Compare these repayments and other ongoing costs to your salary and rental income to work out what you can afford.
2. Pay to shorten the course.
Mortgage repayments tend to be made on a monthly basis. Making repayments more often – think weekly or fortnightly – might mean you pay less interest over the lifetime of the loan. So it’s worth doing your reconnaissance mission.
3. Avoid unnecessary obstacles
Avoid mixing your home loan with your investment property loans when you buy property. You can check with your financial advisor whether this helps to reduce accounting costs and maximises any tax deductions you might be entitled to.
4. Consider knocking out principal plus interest loans
Think about using interest-only loans for your investment properties.
Structuring your investment loans in this way keeps interest repayments consistent, which
may maximise tax deductions if you are entitled to them. It can also free up cash flow because you aren’t putting money toward paying down your mortgage.
5. Recruit a property coach.
A decent property manager will ensure you get quality tenants and your rental income is consistent – ultimately making it easy to manage your multiple loans.

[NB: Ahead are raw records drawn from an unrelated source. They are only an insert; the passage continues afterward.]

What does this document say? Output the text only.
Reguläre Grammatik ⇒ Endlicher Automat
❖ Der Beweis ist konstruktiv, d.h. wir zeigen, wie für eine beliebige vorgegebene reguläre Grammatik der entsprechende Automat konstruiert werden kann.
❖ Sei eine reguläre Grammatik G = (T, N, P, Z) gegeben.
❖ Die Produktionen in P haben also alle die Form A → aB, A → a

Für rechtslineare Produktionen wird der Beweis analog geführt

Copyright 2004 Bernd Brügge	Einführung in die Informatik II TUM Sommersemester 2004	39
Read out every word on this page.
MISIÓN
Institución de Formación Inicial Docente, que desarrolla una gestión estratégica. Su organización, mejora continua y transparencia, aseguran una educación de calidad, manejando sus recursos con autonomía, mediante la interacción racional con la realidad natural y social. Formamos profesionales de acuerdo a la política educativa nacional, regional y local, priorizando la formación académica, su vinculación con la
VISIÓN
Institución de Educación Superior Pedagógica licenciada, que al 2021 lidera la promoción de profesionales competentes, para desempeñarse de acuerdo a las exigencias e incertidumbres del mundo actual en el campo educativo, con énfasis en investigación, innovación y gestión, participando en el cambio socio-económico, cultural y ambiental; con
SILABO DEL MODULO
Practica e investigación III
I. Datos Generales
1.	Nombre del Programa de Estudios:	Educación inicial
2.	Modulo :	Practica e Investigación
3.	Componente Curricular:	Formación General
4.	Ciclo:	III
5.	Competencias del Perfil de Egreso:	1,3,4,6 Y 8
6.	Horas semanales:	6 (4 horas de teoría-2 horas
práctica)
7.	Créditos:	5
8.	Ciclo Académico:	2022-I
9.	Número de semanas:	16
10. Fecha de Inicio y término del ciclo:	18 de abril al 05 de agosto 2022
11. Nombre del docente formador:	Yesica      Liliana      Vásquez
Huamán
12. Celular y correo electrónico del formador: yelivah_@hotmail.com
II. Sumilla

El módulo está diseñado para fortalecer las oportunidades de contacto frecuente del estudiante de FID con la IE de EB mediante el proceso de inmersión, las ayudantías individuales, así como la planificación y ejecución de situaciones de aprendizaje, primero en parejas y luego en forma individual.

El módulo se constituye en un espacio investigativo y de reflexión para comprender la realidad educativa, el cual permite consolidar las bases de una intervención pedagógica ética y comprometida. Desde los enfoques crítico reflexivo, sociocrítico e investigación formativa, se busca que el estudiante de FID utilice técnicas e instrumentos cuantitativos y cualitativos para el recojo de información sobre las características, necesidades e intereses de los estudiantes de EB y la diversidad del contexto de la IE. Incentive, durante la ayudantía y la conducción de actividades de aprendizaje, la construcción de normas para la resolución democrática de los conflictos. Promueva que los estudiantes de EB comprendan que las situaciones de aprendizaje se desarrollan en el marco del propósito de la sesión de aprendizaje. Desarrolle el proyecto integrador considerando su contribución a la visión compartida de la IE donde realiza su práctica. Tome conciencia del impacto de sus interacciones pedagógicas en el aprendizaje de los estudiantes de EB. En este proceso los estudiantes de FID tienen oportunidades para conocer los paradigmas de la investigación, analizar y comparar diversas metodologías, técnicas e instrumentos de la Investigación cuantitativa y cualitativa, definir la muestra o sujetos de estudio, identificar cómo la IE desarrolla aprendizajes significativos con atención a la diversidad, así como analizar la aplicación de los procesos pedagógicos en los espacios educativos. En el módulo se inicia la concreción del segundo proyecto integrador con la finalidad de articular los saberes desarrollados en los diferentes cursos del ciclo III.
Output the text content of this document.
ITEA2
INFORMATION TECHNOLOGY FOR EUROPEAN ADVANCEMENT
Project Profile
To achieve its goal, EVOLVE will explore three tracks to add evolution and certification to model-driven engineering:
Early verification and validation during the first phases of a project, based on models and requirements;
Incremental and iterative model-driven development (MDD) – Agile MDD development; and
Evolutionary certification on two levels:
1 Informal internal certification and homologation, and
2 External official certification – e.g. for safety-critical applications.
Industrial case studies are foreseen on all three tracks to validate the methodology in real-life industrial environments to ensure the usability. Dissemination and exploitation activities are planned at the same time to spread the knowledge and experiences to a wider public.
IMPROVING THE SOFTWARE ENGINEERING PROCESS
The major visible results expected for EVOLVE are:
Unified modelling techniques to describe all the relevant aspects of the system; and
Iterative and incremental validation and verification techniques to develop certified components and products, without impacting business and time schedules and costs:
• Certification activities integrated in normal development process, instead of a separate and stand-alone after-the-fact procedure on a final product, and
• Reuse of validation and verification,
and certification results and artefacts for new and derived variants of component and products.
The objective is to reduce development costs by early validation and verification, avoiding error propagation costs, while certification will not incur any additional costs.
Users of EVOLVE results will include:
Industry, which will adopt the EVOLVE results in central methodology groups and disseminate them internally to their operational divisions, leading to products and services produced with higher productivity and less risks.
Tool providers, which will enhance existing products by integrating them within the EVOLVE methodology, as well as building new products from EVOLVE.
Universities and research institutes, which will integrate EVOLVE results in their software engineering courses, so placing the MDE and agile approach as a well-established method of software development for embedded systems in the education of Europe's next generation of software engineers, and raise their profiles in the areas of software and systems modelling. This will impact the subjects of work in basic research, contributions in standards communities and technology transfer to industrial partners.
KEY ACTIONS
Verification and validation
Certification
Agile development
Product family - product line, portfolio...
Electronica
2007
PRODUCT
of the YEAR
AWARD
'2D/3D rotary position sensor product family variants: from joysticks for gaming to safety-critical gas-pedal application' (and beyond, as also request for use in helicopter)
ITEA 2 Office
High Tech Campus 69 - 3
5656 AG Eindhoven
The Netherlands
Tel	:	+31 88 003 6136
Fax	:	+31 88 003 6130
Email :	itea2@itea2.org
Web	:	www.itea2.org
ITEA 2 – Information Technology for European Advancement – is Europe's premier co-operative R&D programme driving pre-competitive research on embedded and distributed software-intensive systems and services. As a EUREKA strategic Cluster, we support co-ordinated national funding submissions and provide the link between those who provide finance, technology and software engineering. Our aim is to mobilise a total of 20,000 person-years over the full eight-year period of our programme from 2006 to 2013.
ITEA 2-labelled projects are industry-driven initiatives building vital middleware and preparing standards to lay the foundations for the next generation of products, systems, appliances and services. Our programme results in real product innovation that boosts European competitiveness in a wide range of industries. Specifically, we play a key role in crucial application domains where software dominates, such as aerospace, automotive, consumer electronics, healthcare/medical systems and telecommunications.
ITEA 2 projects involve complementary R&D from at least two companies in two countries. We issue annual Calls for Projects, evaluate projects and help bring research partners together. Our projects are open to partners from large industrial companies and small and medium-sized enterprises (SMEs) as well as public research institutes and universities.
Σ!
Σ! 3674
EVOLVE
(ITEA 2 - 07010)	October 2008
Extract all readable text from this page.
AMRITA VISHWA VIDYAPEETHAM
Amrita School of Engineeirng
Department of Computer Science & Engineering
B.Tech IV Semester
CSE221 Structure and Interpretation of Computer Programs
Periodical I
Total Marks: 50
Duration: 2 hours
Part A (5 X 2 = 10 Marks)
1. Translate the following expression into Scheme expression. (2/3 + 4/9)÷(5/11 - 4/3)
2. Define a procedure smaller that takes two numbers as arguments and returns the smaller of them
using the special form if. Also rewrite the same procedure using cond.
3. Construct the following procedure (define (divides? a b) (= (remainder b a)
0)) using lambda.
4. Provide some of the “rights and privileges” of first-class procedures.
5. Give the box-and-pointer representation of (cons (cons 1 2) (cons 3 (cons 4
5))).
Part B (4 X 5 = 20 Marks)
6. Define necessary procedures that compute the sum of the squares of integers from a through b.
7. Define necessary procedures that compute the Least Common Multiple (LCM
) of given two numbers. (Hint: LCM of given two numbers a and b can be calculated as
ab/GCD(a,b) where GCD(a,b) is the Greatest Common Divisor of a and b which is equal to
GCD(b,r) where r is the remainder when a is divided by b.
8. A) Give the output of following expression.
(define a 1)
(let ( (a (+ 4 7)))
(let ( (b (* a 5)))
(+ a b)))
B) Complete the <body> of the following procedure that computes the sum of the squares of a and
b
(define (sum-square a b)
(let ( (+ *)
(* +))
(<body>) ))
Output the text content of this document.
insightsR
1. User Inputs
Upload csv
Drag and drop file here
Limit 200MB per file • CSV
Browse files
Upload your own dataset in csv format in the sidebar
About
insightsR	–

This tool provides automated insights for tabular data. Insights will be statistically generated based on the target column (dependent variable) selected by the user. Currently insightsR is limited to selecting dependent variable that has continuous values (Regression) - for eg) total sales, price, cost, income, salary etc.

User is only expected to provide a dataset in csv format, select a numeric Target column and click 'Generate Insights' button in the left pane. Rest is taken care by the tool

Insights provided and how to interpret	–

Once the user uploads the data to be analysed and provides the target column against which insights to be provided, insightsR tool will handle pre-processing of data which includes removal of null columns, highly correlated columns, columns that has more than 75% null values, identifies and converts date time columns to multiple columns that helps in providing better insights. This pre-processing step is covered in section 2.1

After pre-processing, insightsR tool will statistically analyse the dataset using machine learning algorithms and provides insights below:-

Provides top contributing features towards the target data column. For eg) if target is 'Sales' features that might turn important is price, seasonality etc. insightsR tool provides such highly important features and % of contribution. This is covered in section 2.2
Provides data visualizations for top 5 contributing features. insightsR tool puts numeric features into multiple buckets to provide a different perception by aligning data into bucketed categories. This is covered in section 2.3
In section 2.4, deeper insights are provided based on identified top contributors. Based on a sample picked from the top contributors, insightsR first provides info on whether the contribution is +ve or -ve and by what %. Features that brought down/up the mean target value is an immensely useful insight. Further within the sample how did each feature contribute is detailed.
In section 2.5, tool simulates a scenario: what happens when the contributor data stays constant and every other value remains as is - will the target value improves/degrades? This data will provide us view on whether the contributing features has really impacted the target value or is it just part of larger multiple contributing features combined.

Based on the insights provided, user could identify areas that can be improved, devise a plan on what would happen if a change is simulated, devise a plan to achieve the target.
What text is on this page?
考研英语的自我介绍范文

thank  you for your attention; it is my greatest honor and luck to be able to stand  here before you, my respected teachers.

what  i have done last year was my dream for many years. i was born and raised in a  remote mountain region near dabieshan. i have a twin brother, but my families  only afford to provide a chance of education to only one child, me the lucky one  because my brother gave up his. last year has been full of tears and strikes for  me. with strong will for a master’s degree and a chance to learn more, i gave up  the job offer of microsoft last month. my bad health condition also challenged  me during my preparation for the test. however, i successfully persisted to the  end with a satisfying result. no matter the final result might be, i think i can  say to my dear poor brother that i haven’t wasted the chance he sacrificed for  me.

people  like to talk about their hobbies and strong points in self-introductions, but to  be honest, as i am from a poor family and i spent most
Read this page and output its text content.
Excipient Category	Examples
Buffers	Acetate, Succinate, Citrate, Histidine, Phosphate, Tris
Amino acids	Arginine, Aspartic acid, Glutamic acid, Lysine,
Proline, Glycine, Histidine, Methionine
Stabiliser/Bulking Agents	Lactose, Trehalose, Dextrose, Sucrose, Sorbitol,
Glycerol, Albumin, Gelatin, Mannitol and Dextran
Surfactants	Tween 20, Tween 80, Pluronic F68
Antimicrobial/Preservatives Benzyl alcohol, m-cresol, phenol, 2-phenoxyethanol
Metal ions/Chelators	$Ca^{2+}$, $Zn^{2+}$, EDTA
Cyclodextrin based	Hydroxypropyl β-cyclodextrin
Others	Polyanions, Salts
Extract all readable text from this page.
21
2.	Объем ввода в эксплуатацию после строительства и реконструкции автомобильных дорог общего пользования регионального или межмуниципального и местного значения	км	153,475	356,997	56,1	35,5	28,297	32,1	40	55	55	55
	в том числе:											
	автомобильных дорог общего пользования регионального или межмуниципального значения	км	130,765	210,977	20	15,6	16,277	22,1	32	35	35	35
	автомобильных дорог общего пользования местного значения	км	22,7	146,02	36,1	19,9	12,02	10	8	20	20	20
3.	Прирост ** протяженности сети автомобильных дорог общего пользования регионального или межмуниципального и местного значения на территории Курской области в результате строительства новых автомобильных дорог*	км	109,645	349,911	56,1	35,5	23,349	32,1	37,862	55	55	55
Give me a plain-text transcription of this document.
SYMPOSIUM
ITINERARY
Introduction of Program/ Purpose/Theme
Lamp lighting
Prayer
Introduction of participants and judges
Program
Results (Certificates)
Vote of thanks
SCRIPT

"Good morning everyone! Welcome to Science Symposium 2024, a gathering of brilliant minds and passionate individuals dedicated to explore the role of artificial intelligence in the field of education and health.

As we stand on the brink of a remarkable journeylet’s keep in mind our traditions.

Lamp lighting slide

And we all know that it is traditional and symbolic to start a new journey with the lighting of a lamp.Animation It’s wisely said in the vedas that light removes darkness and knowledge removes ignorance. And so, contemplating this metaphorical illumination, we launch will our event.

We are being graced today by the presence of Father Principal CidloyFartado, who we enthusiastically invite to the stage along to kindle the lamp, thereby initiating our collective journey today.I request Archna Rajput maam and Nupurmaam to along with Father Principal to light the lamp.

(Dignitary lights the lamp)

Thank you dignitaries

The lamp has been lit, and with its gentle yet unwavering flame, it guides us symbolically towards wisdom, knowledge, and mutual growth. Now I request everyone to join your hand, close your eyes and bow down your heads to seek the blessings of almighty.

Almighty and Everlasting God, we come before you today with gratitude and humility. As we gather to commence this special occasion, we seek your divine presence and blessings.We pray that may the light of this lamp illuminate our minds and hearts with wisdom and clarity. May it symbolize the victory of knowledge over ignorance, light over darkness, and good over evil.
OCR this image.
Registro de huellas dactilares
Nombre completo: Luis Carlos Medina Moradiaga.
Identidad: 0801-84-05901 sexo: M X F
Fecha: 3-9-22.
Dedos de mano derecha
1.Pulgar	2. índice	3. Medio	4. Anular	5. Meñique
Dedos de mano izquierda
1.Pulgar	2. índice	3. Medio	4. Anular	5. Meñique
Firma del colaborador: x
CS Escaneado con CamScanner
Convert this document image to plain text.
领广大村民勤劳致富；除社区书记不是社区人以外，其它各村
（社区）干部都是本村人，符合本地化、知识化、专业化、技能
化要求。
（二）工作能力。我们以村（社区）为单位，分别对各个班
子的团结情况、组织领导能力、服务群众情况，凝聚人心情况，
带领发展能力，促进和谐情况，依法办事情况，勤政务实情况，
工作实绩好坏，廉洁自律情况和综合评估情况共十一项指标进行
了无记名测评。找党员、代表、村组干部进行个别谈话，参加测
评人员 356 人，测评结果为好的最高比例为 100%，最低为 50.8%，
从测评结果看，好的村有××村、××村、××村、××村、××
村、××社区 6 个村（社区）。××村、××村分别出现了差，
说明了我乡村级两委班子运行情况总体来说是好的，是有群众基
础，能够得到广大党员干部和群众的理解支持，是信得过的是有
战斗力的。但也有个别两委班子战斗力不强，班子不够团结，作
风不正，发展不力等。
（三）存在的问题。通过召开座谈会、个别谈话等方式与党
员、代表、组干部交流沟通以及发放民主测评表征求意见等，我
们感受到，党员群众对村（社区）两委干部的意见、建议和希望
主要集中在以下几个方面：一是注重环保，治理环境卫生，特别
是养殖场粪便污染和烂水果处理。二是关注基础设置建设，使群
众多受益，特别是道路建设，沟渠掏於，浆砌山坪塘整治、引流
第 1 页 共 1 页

They will understand the market and know exactly what you should be getting for your property and when you should consider increasing the rent (without losing the tenant).
Plus, their fee is tax deductible.
This article has been prepared for informational purposes only and isn’t intended to be relied on as a substitute for advice from a qualified professional.
This article is prepared based on general information. It does not take into account individual financial objectives or needs and is not financial product advice.